The song appeared in the 1993 video Sesame Street's 25th Birthday: A Musical Celebration.[10] "Monster in the Mirror" was one of the songs in the 1995 album "Sesame Street: Platinum All-Time Favorites"[2] and the 2003 album Songs from the Street: 35 Years of Music.[11]
One of the song's refrains is "Wubba Wubba Woo".[8] In September 2002, First LadyLaura Bush appeared on Sesame Street and read a book called Wubba, Wubba, Woo! to Big Bird, Elmo, and several children to promote children's literacy.[12][13][14]
Analysis
Maureen Turim in the 2000 book Psychoanalyses / Feminisms wrote that the song is about a baby happening upon a monster in the mirror. After a few of the song's verses, the monster's intense stare becomes less fierce. Turim said that the verses move from "the transliteration of babytalk" ("Wabba wabba wabba wabba woo woo woo") to "recognizable English phonemes" ("I will wabba you and you will wabba me"). She interpreted the latter verse as being babytalk for "I will love you if you will love me". She wrote that "Violence, proxemics, and touch are hinted at when the monster's 'wabba' seems to become meaningfully transitive and even aggressive, sounding like a threatening 'rubba'."[15]

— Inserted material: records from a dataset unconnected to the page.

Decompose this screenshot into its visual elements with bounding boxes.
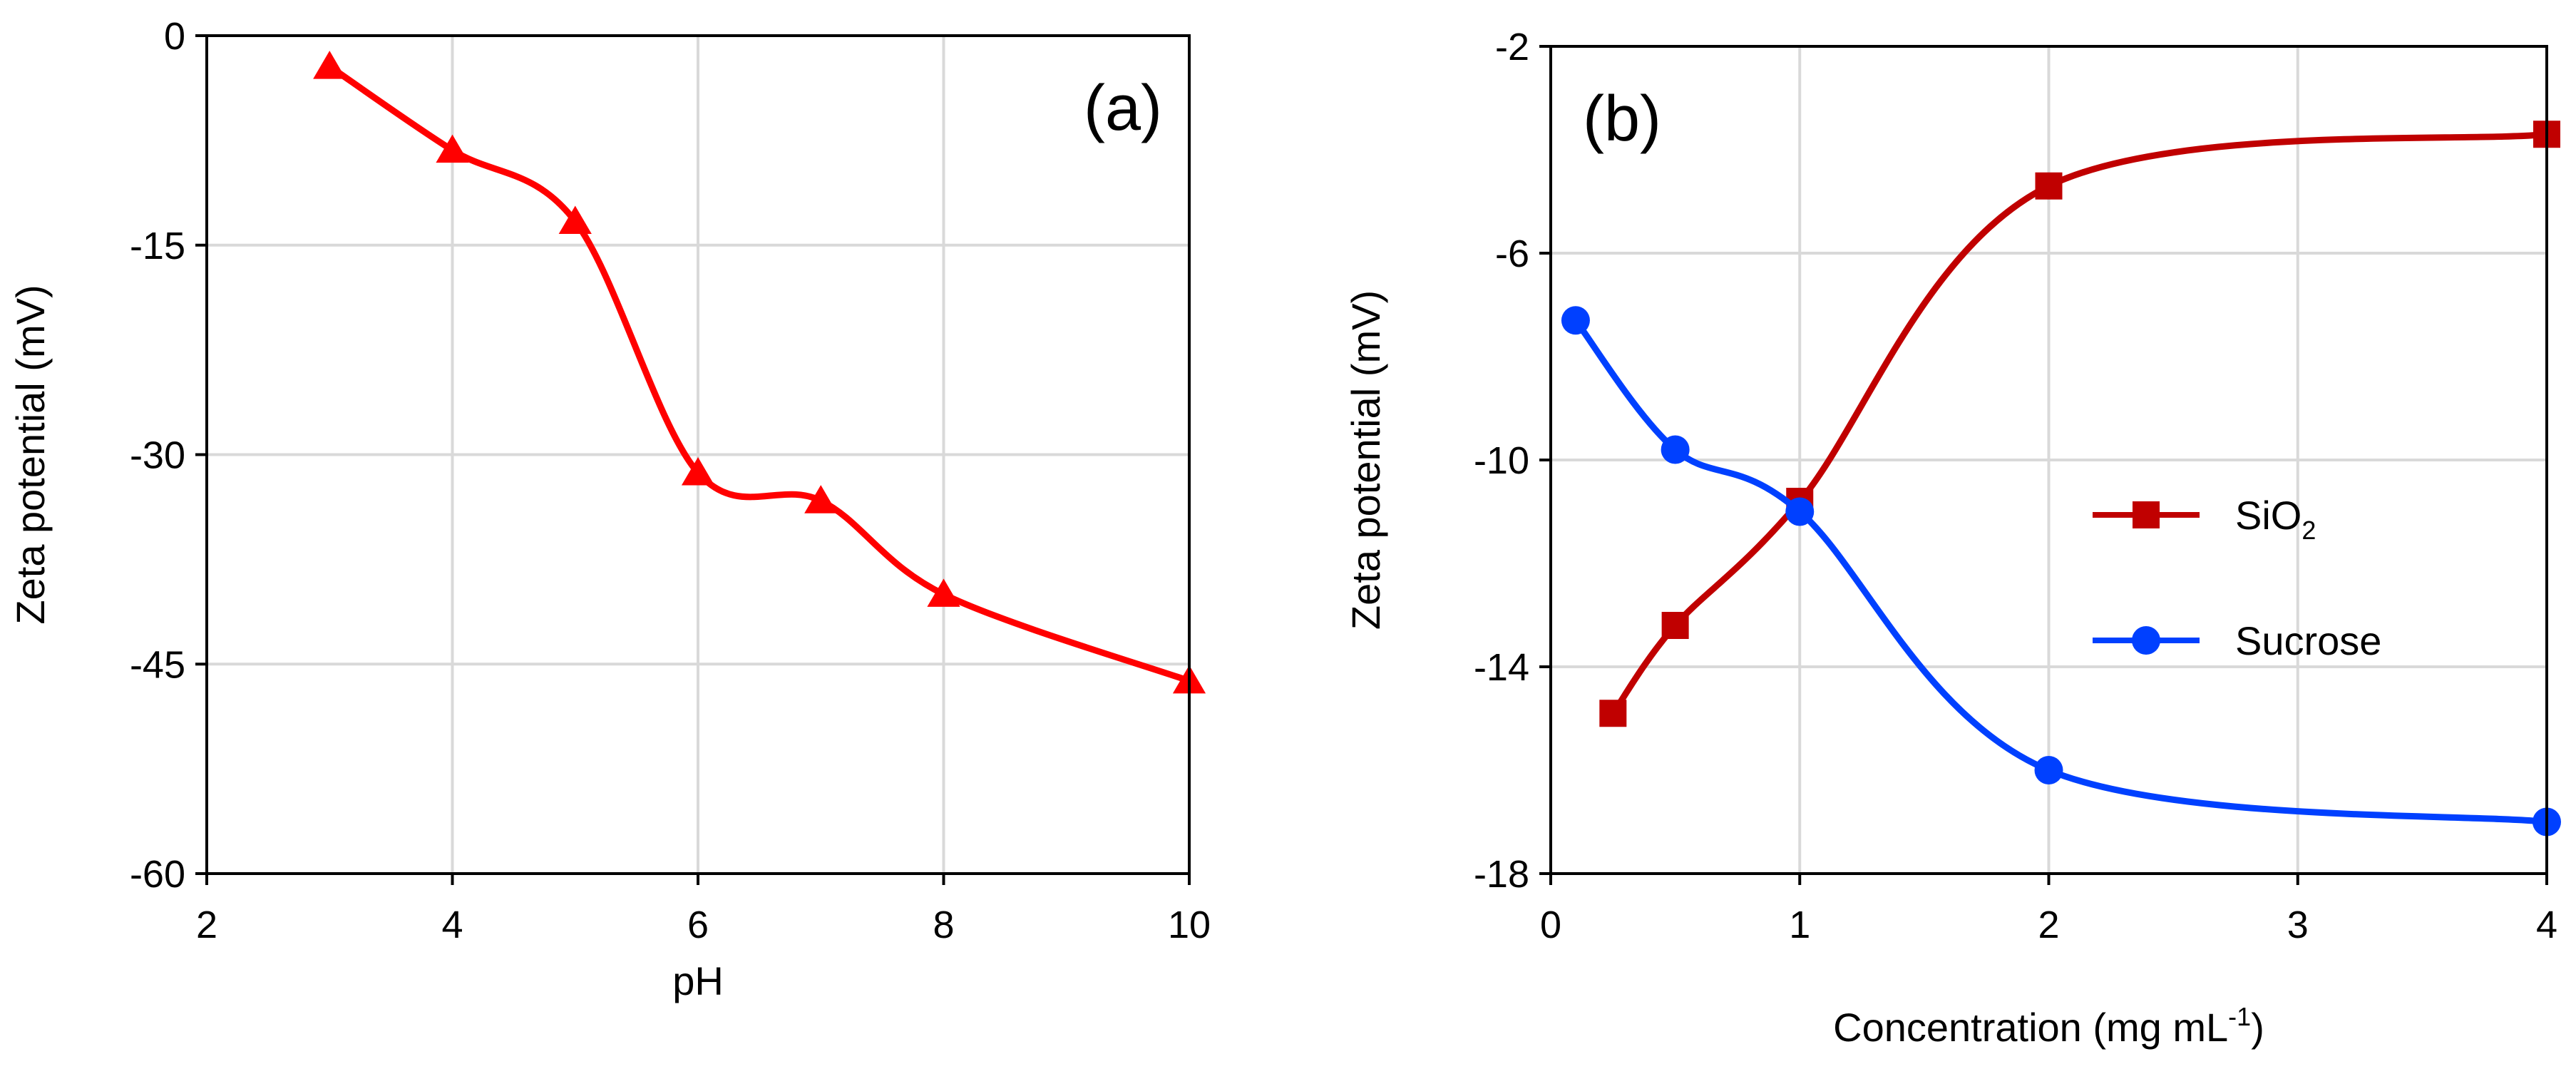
legend-sio2-label: SiO2	[2235, 493, 2316, 545]
panel-a-x-tick-label: 10	[1168, 904, 1211, 946]
panel-b-x-tick-label: 1	[1789, 904, 1810, 946]
panel-b-series-0-point	[1599, 700, 1627, 727]
panel-a-x-tick-label: 4	[441, 904, 463, 946]
panel-a-y-tick-label: -45	[130, 643, 185, 686]
panel-b-x-tick-label: 2	[2038, 904, 2059, 946]
panel-b-plot-frame	[1549, 45, 2548, 875]
panel-b-y-tick-label: -2	[1495, 26, 1529, 68]
legend-sio2-marker	[2133, 501, 2160, 528]
panel-a-plot-frame	[205, 34, 1191, 875]
panel-a-y-tick-label: -30	[130, 434, 185, 477]
panel-b-y-tick-label: -18	[1474, 853, 1529, 896]
legend-sio2-label-sub: 2	[2302, 516, 2316, 545]
panel-b-series-1-point	[1785, 497, 1815, 526]
panel-b-x-tick-label: 4	[2536, 904, 2557, 946]
panel-a-y-tick-label: -60	[130, 853, 185, 896]
panel-b-y-tick-label: -10	[1474, 439, 1529, 482]
panel-a-x-ticks: 2 4 6 8 10	[196, 874, 1211, 946]
panel-a-series-0-point	[681, 456, 715, 486]
panel-a-series-0-point	[927, 578, 960, 607]
panel-b-y-axis-label: Zeta potential (mV)	[1343, 290, 1388, 630]
legend-sucrose-marker	[2132, 626, 2160, 655]
panel-b-x-ticks: 0 1 2 3 4	[1540, 874, 2557, 946]
panel-b-series-1-point	[1661, 435, 1690, 464]
panel-b-series	[1561, 121, 2561, 837]
panel-b-series-1-point	[2034, 756, 2063, 784]
panel-b-series-0-line	[1609, 131, 2550, 717]
panel-a-grid	[207, 36, 1189, 874]
panel-a-x-axis-label: pH	[672, 958, 724, 1003]
panel-b-series-0-point	[2035, 172, 2063, 200]
panel-b: 0 1 2 3 4 -2 -6 -10 -14 -18 (b) Concentration (m…	[1343, 26, 2561, 1050]
panel-b-x-axis-label-sup: -1	[2228, 1002, 2251, 1031]
panel-b-legend: SiO2 Sucrose	[2093, 493, 2381, 663]
panel-a-series-0-point	[313, 51, 347, 79]
panel-a-label: (a)	[1084, 73, 1162, 144]
panel-b-y-tick-label: -14	[1474, 646, 1529, 689]
panel-a-x-tick-label: 8	[933, 904, 954, 946]
panel-b-series-1-point	[1561, 306, 1590, 335]
panel-a-y-tick-label: -15	[130, 225, 185, 267]
panel-a-y-ticks: 0 -15 -30 -45 -60	[130, 15, 207, 896]
panel-a-series	[313, 51, 1206, 694]
legend-sucrose-label: Sucrose	[2235, 618, 2381, 663]
panel-a-y-axis-label: Zeta potential (mV)	[8, 285, 53, 624]
legend-item-sucrose: Sucrose	[2093, 618, 2381, 663]
panel-b-x-axis-label: Concentration (mg mL-1)	[1833, 1002, 2264, 1050]
panel-a-x-tick-label: 2	[196, 904, 217, 946]
panel-b-x-tick-label: 0	[1540, 904, 1561, 946]
panel-a-y-tick-label: 0	[164, 15, 185, 58]
panel-a-x-tick-label: 6	[687, 904, 709, 946]
panel-b-x-axis-label-end: )	[2251, 1005, 2264, 1050]
panel-a-series-0-point	[558, 205, 592, 235]
panel-b-series-0-point	[1661, 612, 1689, 639]
panel-a-series-0-point	[804, 485, 838, 513]
panel-b-grid	[1551, 46, 2547, 874]
panel-b-y-ticks: -2 -6 -10 -14 -18	[1474, 26, 1551, 896]
panel-a: 2 4 6 8 10 0 -15 -30 -45 -60 (a) pH Zeta potenti…	[8, 15, 1211, 1003]
panel-b-x-axis-label-main: Concentration (mg mL	[1833, 1005, 2228, 1050]
legend-item-sio2: SiO2	[2093, 493, 2316, 545]
panel-b-y-tick-label: -6	[1495, 232, 1529, 275]
legend-sio2-label-main: SiO	[2235, 493, 2302, 538]
panel-b-series-1-line	[1572, 317, 2550, 825]
panel-b-label: (b)	[1583, 83, 1661, 155]
panel-a-series-0-point	[436, 134, 469, 163]
panel-b-x-tick-label: 3	[2287, 904, 2309, 946]
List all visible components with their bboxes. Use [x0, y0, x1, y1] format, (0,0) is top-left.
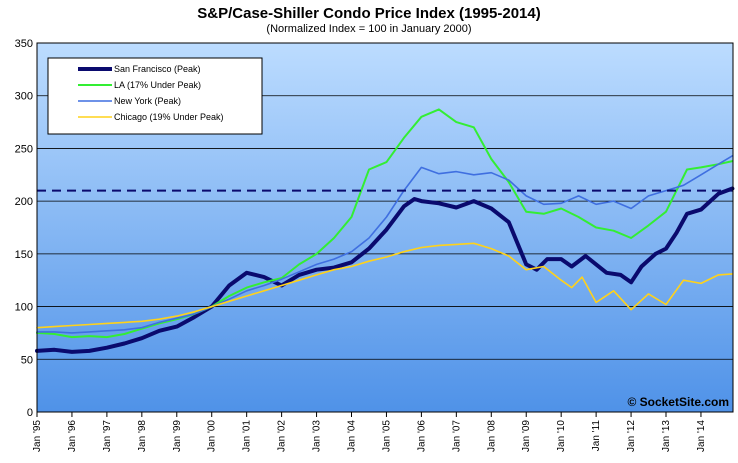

The music video accompanying the song features a collection of scenes from popular culture in television. The scenes are not only from PBS shows or children's shows but also from shows for older viewers. Turim said that one interpretation of this is that Sesame Street is telling viewers "This is you, your mirror, your culture, never first or last, but in one looping, eternally present surround. This is how you will learn to see, to speak, to move, and to love—watch and learn".[15]
In the 2008 book Monster Boss, Patricia King wrote in a chapter titled "The Monster in Your Mirror: You're Scaring Your Employees" that Grover "croons about how he tamed the monster in the mirror with kindness". She said that managers can sometimes be both "a monster boss's victim" and "some other victim's monster boss". King concluded that "Grover's song has a point. In good management practice, kindness is a good place to start."[16]
Reception
Maria Bartholdi on Twin Cities PBS's Rewire website called "Monster in the Mirror" one of the "Top 10 Greatest Sesame Street Musical Moments" and said "It is impossible not to dance to this catchy number!" She said the song has "the deeper message of being the change you'd like to see in the world".[17]David Zurawik of the Los Angeles Times called the "Monster in the Mirror" "unforgettable" because of the "Wubba, wubba, wubba, wubba, woo" chorus and the celebrity music video "the happiest two minutes of film that I've ever seen".[8] David Whitehouse of The Guardian said "Monster in the Mirror" gave viewers "the classic Ray Charles duet with the Cookie Monster".[18]